Effective leadership is a top priority for KU. As such it is embedded in our organisation. This focus has enabled KU to retain its high-quality programs; attract and retain high-performing teachers and educators; raise the status and standing of early childhood education among the wider sector; and remain a trusted advisor to governments.
In recent years, KU invested in a major research study, Leadership and Innovation in the 21st Century: Future-proofing early childhood organisations to shape the development of a unique leadership program that would support effective talent management and succession planning at KU.
The research had two principal aims.
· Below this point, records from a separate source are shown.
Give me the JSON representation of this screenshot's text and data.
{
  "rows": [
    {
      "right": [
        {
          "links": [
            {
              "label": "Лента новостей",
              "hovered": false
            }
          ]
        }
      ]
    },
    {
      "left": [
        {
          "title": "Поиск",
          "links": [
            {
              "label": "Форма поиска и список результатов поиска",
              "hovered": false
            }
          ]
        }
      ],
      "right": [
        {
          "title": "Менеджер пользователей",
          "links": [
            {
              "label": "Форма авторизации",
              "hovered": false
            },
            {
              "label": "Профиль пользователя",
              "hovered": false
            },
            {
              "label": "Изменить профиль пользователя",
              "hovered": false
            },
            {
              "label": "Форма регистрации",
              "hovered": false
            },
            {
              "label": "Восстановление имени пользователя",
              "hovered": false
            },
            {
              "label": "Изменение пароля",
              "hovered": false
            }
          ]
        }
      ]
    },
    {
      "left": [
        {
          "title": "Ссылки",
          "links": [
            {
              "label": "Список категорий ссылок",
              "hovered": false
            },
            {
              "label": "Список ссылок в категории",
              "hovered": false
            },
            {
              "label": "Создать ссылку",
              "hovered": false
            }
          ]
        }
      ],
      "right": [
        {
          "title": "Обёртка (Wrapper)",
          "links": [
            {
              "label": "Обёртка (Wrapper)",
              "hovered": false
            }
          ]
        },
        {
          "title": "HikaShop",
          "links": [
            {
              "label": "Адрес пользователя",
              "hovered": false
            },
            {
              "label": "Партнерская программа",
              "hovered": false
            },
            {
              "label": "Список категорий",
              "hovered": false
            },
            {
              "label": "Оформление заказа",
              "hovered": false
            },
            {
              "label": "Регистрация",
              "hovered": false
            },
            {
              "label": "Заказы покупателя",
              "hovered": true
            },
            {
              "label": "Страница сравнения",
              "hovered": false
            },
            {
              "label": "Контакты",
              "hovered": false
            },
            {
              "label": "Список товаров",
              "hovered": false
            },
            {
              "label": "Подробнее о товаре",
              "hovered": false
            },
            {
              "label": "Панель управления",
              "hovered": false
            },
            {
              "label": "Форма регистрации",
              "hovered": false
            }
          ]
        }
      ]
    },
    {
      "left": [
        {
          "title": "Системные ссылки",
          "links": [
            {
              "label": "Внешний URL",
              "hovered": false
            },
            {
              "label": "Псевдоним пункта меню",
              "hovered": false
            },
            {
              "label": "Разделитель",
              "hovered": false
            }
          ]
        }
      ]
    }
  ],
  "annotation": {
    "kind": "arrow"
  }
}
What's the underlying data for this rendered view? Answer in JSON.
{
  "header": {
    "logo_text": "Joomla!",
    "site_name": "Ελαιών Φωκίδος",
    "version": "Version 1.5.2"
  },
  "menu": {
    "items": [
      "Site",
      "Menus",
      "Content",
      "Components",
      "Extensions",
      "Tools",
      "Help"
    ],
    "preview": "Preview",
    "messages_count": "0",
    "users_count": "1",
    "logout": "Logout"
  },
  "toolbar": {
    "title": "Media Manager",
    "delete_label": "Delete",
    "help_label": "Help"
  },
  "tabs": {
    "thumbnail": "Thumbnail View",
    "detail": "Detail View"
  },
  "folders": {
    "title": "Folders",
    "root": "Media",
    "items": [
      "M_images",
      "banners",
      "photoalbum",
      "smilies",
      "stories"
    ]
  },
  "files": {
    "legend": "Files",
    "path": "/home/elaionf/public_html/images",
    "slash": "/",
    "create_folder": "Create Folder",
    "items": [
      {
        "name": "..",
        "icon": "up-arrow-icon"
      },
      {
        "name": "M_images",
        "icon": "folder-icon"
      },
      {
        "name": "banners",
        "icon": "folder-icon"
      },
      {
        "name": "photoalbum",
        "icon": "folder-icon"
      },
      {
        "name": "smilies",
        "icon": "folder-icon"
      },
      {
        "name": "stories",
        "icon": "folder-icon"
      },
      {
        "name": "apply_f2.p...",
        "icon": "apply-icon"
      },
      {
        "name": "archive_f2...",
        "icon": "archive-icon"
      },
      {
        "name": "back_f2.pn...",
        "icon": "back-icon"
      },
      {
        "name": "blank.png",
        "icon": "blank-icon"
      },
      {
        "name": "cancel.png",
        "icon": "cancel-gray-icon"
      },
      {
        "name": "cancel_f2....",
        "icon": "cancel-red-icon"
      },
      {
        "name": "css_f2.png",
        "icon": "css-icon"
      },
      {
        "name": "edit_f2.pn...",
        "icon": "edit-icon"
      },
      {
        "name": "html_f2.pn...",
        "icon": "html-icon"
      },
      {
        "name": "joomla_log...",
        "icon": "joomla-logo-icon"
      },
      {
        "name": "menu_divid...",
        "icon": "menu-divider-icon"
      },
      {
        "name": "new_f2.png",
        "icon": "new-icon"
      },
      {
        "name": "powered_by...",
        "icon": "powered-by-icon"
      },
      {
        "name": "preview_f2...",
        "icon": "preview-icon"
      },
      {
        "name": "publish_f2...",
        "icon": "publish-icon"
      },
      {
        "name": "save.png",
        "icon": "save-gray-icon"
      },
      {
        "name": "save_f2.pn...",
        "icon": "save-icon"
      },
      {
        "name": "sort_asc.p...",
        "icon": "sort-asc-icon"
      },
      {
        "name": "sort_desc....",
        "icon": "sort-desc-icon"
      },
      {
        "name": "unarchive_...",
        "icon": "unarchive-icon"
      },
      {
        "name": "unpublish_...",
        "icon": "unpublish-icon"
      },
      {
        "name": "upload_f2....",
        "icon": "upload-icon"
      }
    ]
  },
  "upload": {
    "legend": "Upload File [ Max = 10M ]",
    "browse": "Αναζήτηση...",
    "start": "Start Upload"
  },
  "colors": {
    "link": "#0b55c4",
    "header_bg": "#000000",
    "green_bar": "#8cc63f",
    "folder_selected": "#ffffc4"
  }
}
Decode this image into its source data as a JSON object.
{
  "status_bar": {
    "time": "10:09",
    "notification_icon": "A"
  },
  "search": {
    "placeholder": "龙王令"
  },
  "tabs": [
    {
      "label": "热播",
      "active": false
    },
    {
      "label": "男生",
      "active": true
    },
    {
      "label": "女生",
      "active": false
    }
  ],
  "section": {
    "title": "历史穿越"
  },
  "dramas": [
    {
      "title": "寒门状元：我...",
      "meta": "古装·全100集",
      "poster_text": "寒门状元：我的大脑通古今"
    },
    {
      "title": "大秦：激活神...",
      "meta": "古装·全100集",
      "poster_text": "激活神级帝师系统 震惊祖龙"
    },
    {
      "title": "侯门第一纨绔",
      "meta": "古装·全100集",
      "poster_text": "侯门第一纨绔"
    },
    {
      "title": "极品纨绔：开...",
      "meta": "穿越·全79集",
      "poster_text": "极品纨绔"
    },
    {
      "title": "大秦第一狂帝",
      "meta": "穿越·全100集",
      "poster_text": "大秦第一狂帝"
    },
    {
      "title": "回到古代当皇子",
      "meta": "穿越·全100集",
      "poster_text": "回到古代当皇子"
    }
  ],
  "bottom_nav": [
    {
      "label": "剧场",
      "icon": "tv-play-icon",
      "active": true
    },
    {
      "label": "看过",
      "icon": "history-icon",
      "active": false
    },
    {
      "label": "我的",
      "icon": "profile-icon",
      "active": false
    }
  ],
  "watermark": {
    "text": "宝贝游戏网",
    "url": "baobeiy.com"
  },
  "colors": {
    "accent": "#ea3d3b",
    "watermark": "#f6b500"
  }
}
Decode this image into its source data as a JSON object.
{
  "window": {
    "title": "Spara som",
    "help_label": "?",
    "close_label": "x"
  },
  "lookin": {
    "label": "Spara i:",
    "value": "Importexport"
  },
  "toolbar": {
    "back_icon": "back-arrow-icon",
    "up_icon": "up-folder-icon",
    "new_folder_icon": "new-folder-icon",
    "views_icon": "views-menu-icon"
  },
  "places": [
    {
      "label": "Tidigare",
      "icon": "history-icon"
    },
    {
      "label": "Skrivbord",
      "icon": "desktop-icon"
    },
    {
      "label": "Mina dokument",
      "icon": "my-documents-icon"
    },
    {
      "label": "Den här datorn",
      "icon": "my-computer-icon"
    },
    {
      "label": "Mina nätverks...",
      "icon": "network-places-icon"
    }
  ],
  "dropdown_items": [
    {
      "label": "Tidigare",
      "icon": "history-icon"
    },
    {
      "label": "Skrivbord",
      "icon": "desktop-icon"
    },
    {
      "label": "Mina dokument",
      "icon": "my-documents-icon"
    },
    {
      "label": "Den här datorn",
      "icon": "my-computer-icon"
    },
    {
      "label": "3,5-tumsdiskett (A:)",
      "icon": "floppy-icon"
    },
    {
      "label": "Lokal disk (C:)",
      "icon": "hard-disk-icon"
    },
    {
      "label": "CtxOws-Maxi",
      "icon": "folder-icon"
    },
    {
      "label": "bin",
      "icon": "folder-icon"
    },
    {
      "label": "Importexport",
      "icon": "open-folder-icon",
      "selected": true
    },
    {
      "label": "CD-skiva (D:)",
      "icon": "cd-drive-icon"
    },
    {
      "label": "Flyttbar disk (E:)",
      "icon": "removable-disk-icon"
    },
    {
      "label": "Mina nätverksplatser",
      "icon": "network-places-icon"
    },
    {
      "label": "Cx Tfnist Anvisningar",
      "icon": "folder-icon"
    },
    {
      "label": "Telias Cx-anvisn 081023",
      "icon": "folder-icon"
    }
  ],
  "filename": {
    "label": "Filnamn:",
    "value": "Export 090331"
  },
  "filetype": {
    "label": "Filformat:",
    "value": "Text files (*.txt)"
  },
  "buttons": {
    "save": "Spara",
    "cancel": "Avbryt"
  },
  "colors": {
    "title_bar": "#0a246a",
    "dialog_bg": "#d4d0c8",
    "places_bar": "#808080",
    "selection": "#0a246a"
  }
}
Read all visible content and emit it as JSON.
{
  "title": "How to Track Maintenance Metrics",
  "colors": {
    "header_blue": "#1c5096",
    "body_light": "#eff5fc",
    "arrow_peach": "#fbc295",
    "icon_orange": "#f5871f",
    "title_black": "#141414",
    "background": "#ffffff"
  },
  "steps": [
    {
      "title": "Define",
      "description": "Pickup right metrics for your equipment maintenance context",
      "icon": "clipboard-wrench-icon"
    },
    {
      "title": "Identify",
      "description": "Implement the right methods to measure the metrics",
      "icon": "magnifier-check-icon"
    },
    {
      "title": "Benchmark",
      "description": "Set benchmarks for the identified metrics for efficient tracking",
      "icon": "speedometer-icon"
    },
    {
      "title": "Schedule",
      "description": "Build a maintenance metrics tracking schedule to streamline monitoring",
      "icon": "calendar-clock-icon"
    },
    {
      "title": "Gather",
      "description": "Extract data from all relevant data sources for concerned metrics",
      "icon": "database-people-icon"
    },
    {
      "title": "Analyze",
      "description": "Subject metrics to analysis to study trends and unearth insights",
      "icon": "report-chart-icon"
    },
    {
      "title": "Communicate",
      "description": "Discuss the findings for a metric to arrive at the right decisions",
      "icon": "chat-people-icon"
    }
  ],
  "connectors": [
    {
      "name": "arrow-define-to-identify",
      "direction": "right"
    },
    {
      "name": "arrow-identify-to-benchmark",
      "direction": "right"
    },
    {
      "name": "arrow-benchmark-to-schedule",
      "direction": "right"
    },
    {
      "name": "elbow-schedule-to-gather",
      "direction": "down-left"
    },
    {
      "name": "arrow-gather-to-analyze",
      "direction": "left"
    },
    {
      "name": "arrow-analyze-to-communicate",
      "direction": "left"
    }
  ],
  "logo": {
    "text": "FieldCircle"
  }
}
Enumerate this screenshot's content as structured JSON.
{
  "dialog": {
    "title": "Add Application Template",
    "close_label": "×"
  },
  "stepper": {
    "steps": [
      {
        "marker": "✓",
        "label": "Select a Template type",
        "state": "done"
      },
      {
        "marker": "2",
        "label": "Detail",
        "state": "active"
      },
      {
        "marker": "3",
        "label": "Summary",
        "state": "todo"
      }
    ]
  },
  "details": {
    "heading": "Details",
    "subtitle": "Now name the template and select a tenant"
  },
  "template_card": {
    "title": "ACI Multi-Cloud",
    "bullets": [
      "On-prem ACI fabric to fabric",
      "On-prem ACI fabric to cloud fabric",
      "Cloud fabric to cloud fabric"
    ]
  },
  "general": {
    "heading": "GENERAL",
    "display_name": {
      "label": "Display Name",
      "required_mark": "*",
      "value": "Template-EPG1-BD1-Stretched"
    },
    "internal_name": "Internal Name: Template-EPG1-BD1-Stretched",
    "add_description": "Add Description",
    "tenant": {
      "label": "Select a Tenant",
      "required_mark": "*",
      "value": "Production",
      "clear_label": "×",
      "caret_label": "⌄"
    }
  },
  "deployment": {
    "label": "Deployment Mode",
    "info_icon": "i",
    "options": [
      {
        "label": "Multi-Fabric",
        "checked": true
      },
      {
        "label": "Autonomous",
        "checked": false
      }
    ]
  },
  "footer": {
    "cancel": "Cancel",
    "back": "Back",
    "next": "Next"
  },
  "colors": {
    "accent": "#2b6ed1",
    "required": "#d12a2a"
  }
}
Firstly, to provide an evidence base to determine the architecture required to support highly effective leadership; and secondly, to provide a platform to enhance growth and expansion initiatives through access to a highly skilled workforce.
In all, 28 recommendations were presented with many quickly translated into myriad business-as-usual best practices during 2021. Just a few of the diverse outcomes executed include the implementation of an Employee Value Proposition, formalised annual career planning discussions and the creation of a Teacher Accreditation Framework.
While it’s great to chalk up quick wins, KU recognises there is a great deal more work to be done for leadership to be integrated and supported throughout the organisation. So, in parallel a leadership model has been articulated alongside a strategic leadership plan that will be implemented over three years from 2022 to 2024.
In consultation with the Board, KU’s Executive Team set out to create a roadmap of our overall approach to leadership that has a distinct KU flavour.
The team reviewed each of the research recommendations and categorised them into four groups; Our People, Organisational Leadership, Governance and Systems, and Sector Leadership.
To briefly explain each category; Our People includes everything from recruitment to recognition programs. Organisational Leadership encompasses external leadership courses and secondment opportunities. Governance and Systems will inform streamlining decision making and sharing knowledge. And finally, Sector Leadership is about furthering KU’s quality agenda.
The research identified a gap in KU’s historical support and development of emerging leaders, whereby leadership endeavours had traditionally focussed on early childhood education career pathways. KU’s new distinctive approach recognises that to truly future-proof the sustainability of the organisation, the leadership plan must be inclusive of all staff.
KU’s strategic leadership plan will therefore include targeted leadership and management programs more broadly across the organisation as a whole.
KU is committed to developing leaders by incorporating professional learning into annual individual performance development plans.
In the early childhood education arena, Early Childhood Australia (ECA) has developed an unparalleled Leadership Program. Their training framework, founded on solid expert research and five years of sector consultation, was specifically created as a strengths-based, self-directed, short-term program for aspiring early childhood leaders in diverse settings.
In 2021, 83 of KU’s emerging education leaders, from Early Childhood Teachers through to those at Director level, had completed the ECA Leadership Program.
There are three fundamental personal qualities in a KU leader; Learning agility, Resilience, and Emotional intelligence. These are underpinned by values of compassion, humility, integrity and social impact.
Amanda Ford, Director of KU ANSTO in NSW understands the importance of embodying these characteristics as a leader. She successfully completed the ECA Leadership course at the end of 2020 and went on to win a NEiTA Leadership Award.
“This moral compass underpins my work,” she says. “The impact of my work travels beyond the immediate centre, into family and community life where the vision for sustainability, inclusion, reconciliation and wellbeing continues.”